Control of plasma nitric oxide bioactivity by perfluorocarbons: Physiological mechanisms and clinical implications

Background - Perfluorocarbons (PFCs) are promising blood substitutes because of their chemical inertness and unparalleled ability to transport and upload O₂ and CO₂. Here, we report that PFC emulsions also efficiently absorb and transport nitric oxide (NO). Methods and Results - Accumulation of NO and O₂ in PFC micelles results in rapid NO oxidation and generation of reactive NO_x species. Such micellar catalysis of NO oxidation leads to formation of vasoactive S-nitrosothiols (RSNO) in vitro and in vivo as detected electrochemically.
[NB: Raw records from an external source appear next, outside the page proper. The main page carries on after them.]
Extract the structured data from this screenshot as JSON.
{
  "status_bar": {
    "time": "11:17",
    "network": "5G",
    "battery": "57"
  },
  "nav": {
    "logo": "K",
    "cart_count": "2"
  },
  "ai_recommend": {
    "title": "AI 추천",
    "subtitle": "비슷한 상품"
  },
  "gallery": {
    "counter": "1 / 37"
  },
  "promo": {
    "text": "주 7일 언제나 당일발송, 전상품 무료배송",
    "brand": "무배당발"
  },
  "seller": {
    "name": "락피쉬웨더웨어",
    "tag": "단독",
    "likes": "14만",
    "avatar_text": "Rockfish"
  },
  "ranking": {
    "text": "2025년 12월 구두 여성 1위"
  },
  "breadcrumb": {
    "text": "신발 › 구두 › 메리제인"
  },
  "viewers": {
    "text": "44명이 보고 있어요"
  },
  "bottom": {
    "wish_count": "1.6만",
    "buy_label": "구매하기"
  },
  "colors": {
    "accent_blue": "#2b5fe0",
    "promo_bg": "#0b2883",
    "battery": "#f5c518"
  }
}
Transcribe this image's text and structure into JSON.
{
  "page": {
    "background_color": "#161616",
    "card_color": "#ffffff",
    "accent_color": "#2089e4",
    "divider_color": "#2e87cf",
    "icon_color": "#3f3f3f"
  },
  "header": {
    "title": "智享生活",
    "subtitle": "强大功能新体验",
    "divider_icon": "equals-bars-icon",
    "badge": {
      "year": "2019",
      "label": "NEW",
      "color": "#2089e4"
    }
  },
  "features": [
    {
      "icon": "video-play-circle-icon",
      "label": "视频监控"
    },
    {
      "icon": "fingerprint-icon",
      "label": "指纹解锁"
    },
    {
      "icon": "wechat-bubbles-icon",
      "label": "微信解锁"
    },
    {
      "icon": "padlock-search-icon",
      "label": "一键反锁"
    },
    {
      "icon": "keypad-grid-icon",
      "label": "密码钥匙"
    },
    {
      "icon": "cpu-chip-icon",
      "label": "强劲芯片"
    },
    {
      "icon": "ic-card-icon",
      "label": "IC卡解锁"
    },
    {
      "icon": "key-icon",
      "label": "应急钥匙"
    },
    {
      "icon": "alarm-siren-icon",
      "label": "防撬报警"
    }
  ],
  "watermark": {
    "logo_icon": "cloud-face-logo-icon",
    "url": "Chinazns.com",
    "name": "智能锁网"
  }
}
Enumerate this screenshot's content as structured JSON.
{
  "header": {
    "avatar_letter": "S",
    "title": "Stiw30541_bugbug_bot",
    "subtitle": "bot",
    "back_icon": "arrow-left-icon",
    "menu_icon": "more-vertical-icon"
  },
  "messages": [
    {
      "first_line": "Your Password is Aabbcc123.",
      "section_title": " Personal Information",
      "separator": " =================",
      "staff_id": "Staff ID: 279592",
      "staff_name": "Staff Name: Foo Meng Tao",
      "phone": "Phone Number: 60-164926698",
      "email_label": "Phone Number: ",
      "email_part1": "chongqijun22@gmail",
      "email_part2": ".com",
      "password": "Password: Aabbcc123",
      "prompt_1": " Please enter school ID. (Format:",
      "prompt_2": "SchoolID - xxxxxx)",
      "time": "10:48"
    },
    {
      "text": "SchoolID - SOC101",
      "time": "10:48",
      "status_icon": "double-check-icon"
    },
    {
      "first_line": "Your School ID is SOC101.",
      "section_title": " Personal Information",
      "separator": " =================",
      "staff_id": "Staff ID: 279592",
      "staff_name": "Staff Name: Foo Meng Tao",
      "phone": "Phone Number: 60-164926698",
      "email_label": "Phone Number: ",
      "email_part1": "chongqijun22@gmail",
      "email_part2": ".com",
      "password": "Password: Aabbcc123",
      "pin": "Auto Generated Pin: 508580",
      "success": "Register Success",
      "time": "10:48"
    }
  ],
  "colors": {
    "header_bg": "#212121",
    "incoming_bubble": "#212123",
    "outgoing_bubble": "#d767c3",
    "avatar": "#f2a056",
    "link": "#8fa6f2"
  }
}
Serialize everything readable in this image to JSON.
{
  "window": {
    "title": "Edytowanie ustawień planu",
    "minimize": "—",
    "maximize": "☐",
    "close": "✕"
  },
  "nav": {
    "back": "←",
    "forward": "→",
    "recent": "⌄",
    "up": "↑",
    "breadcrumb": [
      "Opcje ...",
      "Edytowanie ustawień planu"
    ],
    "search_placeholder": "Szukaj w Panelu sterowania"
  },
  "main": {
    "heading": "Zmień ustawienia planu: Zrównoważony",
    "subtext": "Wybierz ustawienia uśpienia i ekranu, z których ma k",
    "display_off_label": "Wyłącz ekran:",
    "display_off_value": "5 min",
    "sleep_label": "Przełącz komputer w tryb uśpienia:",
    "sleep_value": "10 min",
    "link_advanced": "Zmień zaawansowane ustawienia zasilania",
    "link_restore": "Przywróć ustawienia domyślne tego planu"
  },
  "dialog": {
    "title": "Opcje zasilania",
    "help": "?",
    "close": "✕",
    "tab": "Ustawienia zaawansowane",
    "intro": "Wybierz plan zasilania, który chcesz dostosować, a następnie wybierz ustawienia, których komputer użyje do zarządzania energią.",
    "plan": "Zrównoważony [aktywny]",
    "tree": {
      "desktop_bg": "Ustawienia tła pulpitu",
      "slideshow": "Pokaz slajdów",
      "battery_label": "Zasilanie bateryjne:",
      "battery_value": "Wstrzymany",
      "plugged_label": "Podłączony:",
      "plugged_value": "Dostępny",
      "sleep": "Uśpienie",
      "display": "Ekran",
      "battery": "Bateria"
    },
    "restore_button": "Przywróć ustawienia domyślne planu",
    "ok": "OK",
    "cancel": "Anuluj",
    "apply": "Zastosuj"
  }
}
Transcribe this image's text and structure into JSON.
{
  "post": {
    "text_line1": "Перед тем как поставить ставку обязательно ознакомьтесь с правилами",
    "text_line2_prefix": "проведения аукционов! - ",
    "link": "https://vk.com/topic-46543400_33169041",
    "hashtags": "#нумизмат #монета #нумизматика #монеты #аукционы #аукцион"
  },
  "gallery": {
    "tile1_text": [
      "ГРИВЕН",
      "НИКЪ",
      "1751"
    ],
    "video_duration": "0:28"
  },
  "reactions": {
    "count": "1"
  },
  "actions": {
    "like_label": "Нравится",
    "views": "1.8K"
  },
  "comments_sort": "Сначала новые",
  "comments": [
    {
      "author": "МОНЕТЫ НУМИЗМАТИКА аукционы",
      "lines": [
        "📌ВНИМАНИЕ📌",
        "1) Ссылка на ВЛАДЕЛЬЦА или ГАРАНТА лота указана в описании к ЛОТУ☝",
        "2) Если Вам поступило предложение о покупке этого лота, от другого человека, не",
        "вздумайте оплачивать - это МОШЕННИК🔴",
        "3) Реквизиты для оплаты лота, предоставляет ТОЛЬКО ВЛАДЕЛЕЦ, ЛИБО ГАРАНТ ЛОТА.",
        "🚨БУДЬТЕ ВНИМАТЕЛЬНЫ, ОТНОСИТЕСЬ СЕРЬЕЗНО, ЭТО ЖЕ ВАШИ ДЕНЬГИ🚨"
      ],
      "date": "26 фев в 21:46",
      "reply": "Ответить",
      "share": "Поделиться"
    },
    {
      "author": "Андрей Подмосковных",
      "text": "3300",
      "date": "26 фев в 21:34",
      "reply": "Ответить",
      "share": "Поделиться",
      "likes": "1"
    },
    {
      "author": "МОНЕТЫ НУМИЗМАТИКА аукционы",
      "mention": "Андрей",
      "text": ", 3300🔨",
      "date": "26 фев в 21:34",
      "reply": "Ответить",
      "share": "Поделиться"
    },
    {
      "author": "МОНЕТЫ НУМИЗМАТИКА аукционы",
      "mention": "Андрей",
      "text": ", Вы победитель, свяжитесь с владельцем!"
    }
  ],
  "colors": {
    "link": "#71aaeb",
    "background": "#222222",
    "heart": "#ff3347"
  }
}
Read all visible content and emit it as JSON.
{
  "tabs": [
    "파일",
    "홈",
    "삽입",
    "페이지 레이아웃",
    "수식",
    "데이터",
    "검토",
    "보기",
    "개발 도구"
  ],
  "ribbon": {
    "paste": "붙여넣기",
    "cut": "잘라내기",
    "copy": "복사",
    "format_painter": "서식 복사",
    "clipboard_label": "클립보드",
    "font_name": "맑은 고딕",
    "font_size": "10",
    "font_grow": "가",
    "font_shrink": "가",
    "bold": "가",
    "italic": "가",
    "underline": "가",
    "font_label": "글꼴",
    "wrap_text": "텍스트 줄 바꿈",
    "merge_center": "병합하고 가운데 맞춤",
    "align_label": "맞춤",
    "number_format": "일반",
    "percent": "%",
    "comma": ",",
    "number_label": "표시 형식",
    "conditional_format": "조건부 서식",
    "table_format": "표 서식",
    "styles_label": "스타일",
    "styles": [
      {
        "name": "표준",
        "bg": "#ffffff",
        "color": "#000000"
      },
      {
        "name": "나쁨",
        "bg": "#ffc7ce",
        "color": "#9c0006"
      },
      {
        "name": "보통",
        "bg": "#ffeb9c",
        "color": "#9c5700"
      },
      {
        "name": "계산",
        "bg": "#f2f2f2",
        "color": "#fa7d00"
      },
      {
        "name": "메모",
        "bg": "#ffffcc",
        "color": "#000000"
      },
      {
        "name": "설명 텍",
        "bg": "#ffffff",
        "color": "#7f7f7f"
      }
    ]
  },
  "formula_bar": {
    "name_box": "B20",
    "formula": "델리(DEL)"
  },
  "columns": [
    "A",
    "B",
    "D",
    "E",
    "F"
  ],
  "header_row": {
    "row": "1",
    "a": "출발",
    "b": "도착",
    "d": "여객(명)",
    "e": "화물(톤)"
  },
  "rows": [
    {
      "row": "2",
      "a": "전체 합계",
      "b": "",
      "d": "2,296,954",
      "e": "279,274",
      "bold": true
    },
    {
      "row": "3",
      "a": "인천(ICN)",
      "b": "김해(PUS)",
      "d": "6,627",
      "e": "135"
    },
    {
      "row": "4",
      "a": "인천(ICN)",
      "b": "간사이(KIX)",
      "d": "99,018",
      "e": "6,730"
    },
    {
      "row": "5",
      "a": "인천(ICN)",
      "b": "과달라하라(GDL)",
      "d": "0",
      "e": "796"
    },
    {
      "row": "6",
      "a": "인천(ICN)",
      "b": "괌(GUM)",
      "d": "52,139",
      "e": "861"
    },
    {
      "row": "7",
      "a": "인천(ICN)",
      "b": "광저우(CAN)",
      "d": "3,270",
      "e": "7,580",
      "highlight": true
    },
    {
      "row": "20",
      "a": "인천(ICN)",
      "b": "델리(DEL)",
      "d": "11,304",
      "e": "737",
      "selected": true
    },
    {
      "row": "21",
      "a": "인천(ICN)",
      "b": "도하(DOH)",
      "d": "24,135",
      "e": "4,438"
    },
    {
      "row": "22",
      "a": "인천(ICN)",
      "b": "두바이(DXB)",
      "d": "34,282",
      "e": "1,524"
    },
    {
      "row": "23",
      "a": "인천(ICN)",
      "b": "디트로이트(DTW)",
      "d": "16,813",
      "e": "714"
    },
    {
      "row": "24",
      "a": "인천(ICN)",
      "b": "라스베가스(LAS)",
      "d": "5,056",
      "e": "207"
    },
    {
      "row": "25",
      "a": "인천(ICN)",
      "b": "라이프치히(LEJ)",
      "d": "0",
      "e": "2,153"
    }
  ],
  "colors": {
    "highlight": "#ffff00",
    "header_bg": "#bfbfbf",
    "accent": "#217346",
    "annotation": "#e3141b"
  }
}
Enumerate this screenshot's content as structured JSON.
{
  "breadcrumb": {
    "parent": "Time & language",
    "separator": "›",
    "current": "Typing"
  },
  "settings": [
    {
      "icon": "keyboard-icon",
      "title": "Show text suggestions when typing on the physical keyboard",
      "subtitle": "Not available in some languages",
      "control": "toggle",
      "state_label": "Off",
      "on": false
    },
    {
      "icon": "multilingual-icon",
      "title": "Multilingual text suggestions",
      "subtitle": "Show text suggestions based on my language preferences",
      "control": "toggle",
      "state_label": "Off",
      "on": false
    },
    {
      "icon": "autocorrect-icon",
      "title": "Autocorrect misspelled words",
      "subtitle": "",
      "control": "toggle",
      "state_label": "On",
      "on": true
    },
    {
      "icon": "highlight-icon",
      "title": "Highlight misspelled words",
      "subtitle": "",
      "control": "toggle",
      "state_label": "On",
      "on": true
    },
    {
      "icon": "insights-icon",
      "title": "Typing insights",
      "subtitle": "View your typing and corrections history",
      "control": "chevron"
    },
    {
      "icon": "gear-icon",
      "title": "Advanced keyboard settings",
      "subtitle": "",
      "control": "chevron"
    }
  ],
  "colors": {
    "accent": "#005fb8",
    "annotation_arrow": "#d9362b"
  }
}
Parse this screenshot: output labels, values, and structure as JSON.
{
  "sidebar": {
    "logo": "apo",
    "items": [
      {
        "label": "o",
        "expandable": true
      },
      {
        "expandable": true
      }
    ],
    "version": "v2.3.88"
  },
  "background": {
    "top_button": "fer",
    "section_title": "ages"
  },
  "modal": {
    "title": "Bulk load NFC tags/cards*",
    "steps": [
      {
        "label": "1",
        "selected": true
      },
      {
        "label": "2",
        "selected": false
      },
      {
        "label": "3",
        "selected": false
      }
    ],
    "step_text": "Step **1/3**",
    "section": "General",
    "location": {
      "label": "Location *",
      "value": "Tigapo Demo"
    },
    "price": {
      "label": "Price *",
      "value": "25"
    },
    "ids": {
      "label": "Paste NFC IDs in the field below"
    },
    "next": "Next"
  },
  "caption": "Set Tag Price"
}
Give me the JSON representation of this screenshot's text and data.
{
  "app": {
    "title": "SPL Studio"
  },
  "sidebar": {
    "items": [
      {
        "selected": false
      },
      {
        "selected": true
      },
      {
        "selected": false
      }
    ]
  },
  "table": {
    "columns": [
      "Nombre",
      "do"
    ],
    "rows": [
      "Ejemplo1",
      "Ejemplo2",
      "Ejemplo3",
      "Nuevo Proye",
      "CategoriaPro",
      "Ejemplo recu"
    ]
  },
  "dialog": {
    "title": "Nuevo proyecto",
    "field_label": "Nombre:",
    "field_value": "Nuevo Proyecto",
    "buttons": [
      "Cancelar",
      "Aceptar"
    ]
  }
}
The efficiency of PFC-mediated S-nitrosation depends on the amount of PFC in aqueous solution. The optimal PFC concentration that produced the maximum level of RSNO was ≈1% (vol/vol). Larger PFC amounts were progressively less efficient in generating RSNO and functioned simply as NO sink. These results explain the characteristic hemodynamic effects of PFCs. Intravenous bolus application of PFC (0.14 g/kg, ≈1% vol/vol) to Wistar-Kyoto rats decreased mean arterial pressure significantly (-10 mm Hg over 40 minutes). PFC-induced hypotension could be further stimulated (-17 mm Hg over 140 minutes) by exogenous thiols (cysteine and glutathione). In contrast, a larger amount of PFC (1 g/kg, ≈7% vol/vol) exhibited a strong hypertensive effect (11 mm Hg over 40 minutes). Conclusions - The present study reveals a physiologically significant pool of endogenous plasma NO and underscores the crucial role of the circulating hydrophobic phase in modulating its bioactivity. The results also establish PFC as a conceptually new pharmacological tool for various cardiovascular complications associated with NO imbalance.